Avec les provinces de Mazulipatam, Mzampatnam et Condavir, la Compagnie française possédait un territoire d’environ 260 kilomètres de côte sur 75 à 100 kilomètres en profondeur, — territoire dont les revenus étaient estimés en 1753 à 994.896 rs. ou 2.387.750 livres. Les Anglais ayant brutalement exprimé le désir de posséder Divy, sous prétexte qu’ils avaient sur cette île des droits fort anciens, la Compagnie française commença par s’opposer à leurs vues et à dire qu’elle tenait essentiellement à conserver cette île et Mazulipatam ; mais, comme pour s’excuser de cette exigence, elle déclara en même temps qu’elle se contenterait de quatre, cinq ou six lieues de terrain autour de chacun de ces établissements.

L’Angleterre comprit, par ces concessions, qu’en insistant elle pourrait obtenir davantage encore et répondit que toutes les possessions européennes de la côte d’Orissa devaient indistinctement faire retour à Salabet j., que toutefois chacune des deux nations y pourrait conserver deux établissements d’égale importance, dans les dimensions restreintes envisagées par la France elle-même.

La Compagnie française consentit encore à ce sacrifice, mais alors le comité anglais, enhardi par nos capitulations, exprima l’opinion que, pour la sécurité commune, l’Angleterre devait avoir un droit de contrôle sur les effectifs militaires, les fortifications et les revenus de chacun de nos établissements.

Le gouvernement français trouva que ces prétentions dépassaient la mesure et ne crut pas pouvoir les accepter, mais que de timidité dans le refus, que de mollesse dans la riposte ! Dans une lettre à lord Holdernesse du 16 septembre 1754, le duc de Mirepoix s’excusait presque de ne pouvoir adopter le point de vue britannique. Des possessions restreintes, disait-il en substance, ne peuvent certainement donner lieu à aucune inquiétude ni à aucun soupçon. Les établissements que nous conserverions ne gêneraient en rien les communications des Anglais par mer ni avec l’intérieur. Les vues de la Compagnie française étaient uniquement d’avoir des points d’appui à la côte pour se soutenir si elle était attaquée, des revenus territoriaux pour subvenir à ses besoins essentiels, et un asile pour ses tisserands, s’il y avait des troubles dans l’intérieur du pays, « Nous ne voulons rien, concluait Mirepoix, qui puisse tendre à affecter à notre compagnie la supériorité et la prépondérance dans l’Inde sur toutes les autres nations, mais nous ne voulons point non plus nous soumettre et céder rien qui puisse la donner à aucune autre compagnie ; nous désirons uniquement un pied d’égalité. » (Arc. Aff. Étr.

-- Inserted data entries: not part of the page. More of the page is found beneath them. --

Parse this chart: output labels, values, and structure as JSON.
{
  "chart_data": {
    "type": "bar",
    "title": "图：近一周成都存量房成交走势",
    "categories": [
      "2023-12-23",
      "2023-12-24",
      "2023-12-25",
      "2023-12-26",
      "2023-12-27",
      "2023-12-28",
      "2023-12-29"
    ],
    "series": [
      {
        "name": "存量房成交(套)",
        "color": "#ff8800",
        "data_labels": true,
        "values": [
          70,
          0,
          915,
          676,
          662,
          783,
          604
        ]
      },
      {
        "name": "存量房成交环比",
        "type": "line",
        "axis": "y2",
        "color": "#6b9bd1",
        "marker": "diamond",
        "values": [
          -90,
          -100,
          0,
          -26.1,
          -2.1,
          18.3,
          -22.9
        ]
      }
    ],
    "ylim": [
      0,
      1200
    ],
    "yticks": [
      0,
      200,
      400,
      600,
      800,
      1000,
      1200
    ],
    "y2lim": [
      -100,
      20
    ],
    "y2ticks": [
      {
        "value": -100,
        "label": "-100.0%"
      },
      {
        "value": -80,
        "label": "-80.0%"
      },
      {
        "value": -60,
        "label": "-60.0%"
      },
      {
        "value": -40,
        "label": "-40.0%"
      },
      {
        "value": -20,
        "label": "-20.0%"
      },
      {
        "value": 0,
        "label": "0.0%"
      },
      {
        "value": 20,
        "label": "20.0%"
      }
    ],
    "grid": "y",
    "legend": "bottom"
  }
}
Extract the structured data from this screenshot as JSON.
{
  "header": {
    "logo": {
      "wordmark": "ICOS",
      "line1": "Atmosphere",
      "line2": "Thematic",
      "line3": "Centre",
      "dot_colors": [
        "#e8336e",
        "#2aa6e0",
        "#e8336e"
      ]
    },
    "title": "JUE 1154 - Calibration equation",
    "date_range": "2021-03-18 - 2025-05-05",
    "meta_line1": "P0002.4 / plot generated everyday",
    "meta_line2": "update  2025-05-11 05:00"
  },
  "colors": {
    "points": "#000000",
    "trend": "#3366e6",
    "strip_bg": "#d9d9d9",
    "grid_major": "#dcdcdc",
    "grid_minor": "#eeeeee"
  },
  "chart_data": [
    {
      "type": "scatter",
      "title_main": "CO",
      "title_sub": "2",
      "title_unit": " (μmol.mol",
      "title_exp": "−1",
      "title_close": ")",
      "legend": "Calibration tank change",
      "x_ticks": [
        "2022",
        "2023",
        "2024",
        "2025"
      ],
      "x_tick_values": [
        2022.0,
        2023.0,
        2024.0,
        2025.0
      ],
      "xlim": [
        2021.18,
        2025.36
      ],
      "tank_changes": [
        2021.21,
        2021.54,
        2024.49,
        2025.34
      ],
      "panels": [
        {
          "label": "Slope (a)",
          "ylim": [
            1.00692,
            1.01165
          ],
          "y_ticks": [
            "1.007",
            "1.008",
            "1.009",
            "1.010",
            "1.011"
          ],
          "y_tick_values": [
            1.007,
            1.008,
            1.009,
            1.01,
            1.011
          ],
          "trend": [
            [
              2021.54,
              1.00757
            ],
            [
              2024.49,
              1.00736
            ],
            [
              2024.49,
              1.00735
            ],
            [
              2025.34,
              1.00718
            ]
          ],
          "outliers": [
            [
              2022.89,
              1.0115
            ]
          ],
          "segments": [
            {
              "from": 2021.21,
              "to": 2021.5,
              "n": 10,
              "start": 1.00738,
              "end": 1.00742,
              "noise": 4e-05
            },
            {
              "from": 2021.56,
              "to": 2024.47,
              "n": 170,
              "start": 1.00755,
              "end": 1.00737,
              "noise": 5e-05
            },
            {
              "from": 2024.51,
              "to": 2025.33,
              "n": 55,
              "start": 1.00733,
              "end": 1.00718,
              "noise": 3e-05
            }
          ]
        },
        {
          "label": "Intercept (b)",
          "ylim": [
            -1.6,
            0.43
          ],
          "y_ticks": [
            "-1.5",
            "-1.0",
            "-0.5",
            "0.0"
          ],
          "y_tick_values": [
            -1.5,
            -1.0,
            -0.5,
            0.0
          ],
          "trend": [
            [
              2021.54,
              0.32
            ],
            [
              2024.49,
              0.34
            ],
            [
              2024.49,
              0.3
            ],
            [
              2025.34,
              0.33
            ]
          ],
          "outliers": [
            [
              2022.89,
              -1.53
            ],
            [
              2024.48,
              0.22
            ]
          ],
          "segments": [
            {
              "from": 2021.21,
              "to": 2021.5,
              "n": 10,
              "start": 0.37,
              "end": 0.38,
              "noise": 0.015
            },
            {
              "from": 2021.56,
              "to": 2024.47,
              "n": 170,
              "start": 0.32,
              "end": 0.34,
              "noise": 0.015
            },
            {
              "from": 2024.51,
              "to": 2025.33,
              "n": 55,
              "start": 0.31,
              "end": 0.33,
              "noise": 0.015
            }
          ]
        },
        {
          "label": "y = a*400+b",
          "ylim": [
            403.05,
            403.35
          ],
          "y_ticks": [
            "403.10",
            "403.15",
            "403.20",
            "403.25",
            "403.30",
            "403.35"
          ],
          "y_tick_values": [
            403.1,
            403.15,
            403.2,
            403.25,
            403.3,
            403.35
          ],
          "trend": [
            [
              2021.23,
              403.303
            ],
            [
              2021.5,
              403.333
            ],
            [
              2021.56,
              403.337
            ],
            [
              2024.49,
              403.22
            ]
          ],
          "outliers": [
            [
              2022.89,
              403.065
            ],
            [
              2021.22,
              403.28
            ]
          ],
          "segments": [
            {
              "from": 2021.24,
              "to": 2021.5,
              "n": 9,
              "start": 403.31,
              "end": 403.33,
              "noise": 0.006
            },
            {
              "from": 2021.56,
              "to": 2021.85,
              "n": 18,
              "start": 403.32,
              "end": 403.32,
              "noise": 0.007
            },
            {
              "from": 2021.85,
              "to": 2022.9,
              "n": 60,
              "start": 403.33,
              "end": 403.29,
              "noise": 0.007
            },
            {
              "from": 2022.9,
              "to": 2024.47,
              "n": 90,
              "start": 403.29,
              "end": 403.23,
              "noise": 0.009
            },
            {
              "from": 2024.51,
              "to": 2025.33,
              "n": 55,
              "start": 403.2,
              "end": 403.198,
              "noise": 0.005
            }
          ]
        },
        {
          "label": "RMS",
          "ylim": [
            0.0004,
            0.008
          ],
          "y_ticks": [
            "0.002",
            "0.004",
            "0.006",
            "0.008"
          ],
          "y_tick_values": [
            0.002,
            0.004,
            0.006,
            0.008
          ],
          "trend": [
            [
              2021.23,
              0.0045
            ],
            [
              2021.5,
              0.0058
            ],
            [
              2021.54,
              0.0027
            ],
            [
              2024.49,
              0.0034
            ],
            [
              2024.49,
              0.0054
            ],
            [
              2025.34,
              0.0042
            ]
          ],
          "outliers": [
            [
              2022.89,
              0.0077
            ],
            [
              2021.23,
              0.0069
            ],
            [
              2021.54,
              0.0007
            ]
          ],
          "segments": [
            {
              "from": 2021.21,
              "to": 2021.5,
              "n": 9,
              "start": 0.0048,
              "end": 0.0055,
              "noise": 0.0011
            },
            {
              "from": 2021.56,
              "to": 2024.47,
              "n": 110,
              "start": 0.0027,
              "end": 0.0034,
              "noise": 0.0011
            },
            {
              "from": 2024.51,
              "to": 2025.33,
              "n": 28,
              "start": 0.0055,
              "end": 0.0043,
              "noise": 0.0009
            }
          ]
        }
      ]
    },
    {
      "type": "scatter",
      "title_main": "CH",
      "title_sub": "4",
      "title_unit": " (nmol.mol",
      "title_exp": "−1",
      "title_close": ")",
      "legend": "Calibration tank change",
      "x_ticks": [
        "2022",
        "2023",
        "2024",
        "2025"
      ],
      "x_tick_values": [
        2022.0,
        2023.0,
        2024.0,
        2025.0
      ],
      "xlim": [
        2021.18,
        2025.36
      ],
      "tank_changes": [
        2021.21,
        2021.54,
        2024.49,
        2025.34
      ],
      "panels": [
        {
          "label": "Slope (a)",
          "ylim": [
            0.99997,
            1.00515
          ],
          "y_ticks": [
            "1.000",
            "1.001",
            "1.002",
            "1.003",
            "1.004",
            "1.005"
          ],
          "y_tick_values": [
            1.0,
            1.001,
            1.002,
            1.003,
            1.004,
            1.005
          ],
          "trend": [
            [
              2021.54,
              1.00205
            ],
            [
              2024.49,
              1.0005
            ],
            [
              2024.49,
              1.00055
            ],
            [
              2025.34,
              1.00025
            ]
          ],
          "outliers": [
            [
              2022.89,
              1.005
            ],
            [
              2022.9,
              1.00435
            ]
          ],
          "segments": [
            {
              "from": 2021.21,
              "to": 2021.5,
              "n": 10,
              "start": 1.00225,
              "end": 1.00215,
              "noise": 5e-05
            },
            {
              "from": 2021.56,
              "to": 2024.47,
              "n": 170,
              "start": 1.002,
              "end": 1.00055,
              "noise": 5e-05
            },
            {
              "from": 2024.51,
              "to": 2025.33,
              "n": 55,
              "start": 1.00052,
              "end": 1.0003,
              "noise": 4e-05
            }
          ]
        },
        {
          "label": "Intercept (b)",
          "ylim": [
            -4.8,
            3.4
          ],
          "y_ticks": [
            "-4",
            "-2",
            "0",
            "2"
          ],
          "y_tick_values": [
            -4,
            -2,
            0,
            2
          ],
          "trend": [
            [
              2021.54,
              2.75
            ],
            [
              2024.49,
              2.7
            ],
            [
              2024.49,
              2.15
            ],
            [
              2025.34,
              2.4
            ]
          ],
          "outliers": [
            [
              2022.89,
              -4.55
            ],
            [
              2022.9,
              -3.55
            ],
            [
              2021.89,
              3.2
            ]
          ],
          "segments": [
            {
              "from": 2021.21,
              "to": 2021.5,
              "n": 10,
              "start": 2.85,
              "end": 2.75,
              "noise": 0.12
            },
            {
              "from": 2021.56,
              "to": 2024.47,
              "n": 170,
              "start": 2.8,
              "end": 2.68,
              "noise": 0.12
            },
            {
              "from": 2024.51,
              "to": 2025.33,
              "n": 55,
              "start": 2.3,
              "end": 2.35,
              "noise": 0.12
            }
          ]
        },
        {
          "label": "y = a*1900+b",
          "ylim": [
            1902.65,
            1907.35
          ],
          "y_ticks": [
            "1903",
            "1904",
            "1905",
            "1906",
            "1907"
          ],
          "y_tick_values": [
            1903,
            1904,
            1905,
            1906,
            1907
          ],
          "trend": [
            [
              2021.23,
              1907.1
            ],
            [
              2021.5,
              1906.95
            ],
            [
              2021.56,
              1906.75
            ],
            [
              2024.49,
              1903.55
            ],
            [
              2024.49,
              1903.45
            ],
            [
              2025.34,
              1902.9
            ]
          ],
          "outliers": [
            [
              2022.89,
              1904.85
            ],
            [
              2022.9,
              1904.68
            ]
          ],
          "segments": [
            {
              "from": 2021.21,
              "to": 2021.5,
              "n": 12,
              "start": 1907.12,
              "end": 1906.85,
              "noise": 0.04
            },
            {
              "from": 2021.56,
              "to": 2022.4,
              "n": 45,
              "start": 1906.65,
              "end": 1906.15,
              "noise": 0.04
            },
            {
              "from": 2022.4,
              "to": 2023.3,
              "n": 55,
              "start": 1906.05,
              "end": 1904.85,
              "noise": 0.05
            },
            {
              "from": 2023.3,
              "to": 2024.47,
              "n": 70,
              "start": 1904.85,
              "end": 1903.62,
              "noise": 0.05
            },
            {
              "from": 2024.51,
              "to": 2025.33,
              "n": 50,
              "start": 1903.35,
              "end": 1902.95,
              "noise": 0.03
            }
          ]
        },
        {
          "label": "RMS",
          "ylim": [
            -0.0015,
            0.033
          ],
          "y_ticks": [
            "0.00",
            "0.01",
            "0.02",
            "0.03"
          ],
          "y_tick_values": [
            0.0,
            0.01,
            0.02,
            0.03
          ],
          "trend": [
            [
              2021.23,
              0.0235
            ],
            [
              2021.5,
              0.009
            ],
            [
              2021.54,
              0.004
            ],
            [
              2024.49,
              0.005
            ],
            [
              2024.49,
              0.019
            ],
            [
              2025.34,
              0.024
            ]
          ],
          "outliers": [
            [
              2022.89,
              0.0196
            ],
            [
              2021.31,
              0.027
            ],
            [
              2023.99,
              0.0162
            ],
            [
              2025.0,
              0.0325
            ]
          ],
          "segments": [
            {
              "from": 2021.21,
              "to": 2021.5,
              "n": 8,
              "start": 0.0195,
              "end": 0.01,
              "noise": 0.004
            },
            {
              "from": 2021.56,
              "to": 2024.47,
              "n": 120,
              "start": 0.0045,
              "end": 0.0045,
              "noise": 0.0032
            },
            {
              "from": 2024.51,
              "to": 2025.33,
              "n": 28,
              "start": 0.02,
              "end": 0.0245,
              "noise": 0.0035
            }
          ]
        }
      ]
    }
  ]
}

Asie, t. 6, p. 316-319).

Ce langage, d’où le bon sens n’était pas exclu, serait à l’abri de toute critique si les Anglais l’avaient tenu de leur côté ; mais, selon leur méthode, ils demandaient tout et n’offraient rien, bien résolus à ne faire des concessions que si dans l’Inde les événements tournaient à leur désavantage.

Deux faits en effet dominèrent toutes ces négociations ; d’une part l’ignorance où se trouvaient l’une et l’autre compagnie de l’importance et même de la nature exacte de ses établissements, de l’autre l’incertitude et l’attente des événements militaires qui surviendrait dans le Carnatic. Un observateur averti, sans doute Le Rouge, faisait déjà remarquer le 14 juin 1753 que les négociations n’auraient aucun succès parce que les Anglais ne désiraient pas qu’elles aboutissent. Un an auparavant ils auraient tout accepté, mais la capitulation de Law et les échecs subséquents de Dupleix à Tirnamalé, à Ariancoupom, à Chinglepet et à Coblon leur avaient fait changer de sentiments ; maintenant il était certain que rien ne se conclurait plus selon nos désirs. Si la Compagnie anglaise, dans l’intérêt de son commerce, restait disposée à faire des concessions, ce n’était l’avis ni de la marine ni du gouvernement. Le ministère ne cherchait qu’à amuser le tapis et à donner des espérances dont il saurait bien se dégager en temps opportun ; il fallait surtout se tenir en garde contre tous les discours, propositions, assurances et promesses du duc de Newcastle. « On n’est point encore dans des circonstances à pouvoir prendre un certain ton avec la France, disait l’observateur ; on se flatte d’y parvenir. » (Arch. Aff. Étr. Asie, 12, p. 276).

Si tels étaient les sentiments de l’observateur français en juin 1753, que devait-il penser quinze mois plus tard ? Nos troupes étaient immobilisées devant Trichinopoly et les quelques succès qu’avait pu obtenir Dupleix, n’avaient été suivis d’aucun résultat utile. Aussi les conférences de Londres risquaient-elles de s’éterniser dans des controverses sans fin sur les articles 4 et 5.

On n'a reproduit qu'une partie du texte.